Elise let go of the cup and backed up immediately. Ivy set the orange juice down without spilling it—impressive.

"She's helping me with the orange juice, Mom. She got the cup for me." Ivy glared at her mother, Kara, who was standing in the doorway and looked about two seconds away from ripping Elise's throat out for standing anywhere near her children.

"You don't do magic around my children. You don't hurt them. What the hell were you thinking?" Kara spat.

Elise wasn't sure how to respond to this, but Ivy was apparently her legal counsel in this situation and kept talking.

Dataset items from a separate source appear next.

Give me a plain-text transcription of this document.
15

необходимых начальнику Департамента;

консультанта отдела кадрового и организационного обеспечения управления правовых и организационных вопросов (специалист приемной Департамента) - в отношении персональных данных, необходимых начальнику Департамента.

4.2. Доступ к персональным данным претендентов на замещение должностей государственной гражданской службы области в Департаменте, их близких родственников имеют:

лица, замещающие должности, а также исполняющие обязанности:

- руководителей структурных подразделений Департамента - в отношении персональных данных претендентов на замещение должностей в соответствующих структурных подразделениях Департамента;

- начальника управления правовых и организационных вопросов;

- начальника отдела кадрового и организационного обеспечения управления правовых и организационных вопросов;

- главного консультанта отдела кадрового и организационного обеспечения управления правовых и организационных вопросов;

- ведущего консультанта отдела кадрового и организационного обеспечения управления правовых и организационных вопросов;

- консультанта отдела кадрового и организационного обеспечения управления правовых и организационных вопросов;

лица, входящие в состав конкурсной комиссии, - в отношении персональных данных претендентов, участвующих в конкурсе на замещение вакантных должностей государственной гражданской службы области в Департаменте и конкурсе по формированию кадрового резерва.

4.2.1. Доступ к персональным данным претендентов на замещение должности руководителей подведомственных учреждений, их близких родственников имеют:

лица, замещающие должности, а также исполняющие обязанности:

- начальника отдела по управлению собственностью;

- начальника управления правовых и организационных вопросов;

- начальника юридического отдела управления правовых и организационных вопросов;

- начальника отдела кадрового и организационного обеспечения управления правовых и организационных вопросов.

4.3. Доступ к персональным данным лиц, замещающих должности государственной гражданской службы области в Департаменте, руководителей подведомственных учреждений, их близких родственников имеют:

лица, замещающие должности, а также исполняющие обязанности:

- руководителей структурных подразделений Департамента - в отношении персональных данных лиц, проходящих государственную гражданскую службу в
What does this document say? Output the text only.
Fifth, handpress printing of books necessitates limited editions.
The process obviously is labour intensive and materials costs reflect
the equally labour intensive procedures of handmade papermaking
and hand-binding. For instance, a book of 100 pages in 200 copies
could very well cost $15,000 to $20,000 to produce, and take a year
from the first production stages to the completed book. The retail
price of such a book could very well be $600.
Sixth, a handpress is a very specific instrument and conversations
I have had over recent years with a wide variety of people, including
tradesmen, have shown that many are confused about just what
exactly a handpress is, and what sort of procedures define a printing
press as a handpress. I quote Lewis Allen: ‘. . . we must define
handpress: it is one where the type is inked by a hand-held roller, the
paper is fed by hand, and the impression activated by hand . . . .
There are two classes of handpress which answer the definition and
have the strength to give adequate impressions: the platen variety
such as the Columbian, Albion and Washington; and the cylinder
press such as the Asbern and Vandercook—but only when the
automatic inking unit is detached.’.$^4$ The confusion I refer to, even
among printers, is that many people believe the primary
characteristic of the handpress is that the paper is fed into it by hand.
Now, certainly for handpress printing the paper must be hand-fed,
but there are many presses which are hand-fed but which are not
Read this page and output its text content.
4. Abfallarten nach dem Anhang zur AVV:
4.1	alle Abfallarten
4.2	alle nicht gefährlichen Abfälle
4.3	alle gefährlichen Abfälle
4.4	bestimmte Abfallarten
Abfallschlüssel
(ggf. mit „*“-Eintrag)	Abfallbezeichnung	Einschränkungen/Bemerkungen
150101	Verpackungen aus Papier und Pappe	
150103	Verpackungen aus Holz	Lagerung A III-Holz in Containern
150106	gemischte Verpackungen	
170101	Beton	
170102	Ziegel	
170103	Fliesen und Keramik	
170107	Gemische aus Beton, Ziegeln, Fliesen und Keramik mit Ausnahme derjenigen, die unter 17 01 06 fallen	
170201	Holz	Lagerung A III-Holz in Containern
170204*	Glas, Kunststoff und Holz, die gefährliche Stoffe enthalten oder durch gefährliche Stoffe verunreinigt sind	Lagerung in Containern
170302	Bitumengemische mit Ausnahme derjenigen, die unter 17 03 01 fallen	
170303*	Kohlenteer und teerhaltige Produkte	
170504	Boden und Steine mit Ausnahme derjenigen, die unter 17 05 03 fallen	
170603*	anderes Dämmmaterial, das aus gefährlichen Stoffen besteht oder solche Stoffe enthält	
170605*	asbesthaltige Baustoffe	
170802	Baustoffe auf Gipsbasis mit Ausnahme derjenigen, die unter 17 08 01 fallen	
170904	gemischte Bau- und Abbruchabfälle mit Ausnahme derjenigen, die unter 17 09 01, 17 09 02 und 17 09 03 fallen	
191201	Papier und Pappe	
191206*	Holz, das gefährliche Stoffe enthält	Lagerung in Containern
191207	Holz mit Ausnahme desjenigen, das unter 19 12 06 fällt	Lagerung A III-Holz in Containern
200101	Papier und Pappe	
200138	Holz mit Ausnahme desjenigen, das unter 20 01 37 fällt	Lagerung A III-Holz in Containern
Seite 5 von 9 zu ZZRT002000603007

"She didn't do magic, she just grabbed the cup from the cabinet. Why are you being weird, Mom? Elise is nice."

Kara leveled her daughter with a stare so cold the eight-year-old had to feel the ice. "Witches are not nice, Ivy. You stay away from her. She's dangerous." Kara quickly poured two cups of orange juice, handed them to each of the children, and then shepherded them out of the kitchen.

Yeah, Elise needed to get a place of her own.

That interaction wasn't unique. Maybe one day the pack would be used to her presence. Maybe one day they would think she wasn't trying to pull some sort of trick on them. But that day wasn't today.

She sat back down in her seat in a, perhaps unwise, refusal to cede the kitchen. Since she had Cole's permission to be in the house, she was allowed to use the kitchen. She was following the rules. It was the wolves that were being dicks to her.

A few minutes later, Nico came in, poured himself a cup of coffee, and took a seat next to her. "What's wrong?" he asked.

She thought she was keeping her cool, but her hands were clutching her coffee cup so hard she thought she might break the ceramic. She briefly told him what had happened with Kara and the kids.

"It's not a big deal," she said. "I get why she was worried. I'd be worried if some random wolf were around my kids."

"You're not random," Nico told her. "She knows you have permission to be here. She knows you won't hurt anyone. That was uncalled for."

"Maybe." But it had reinforced something she had been thinking for the better part of the day.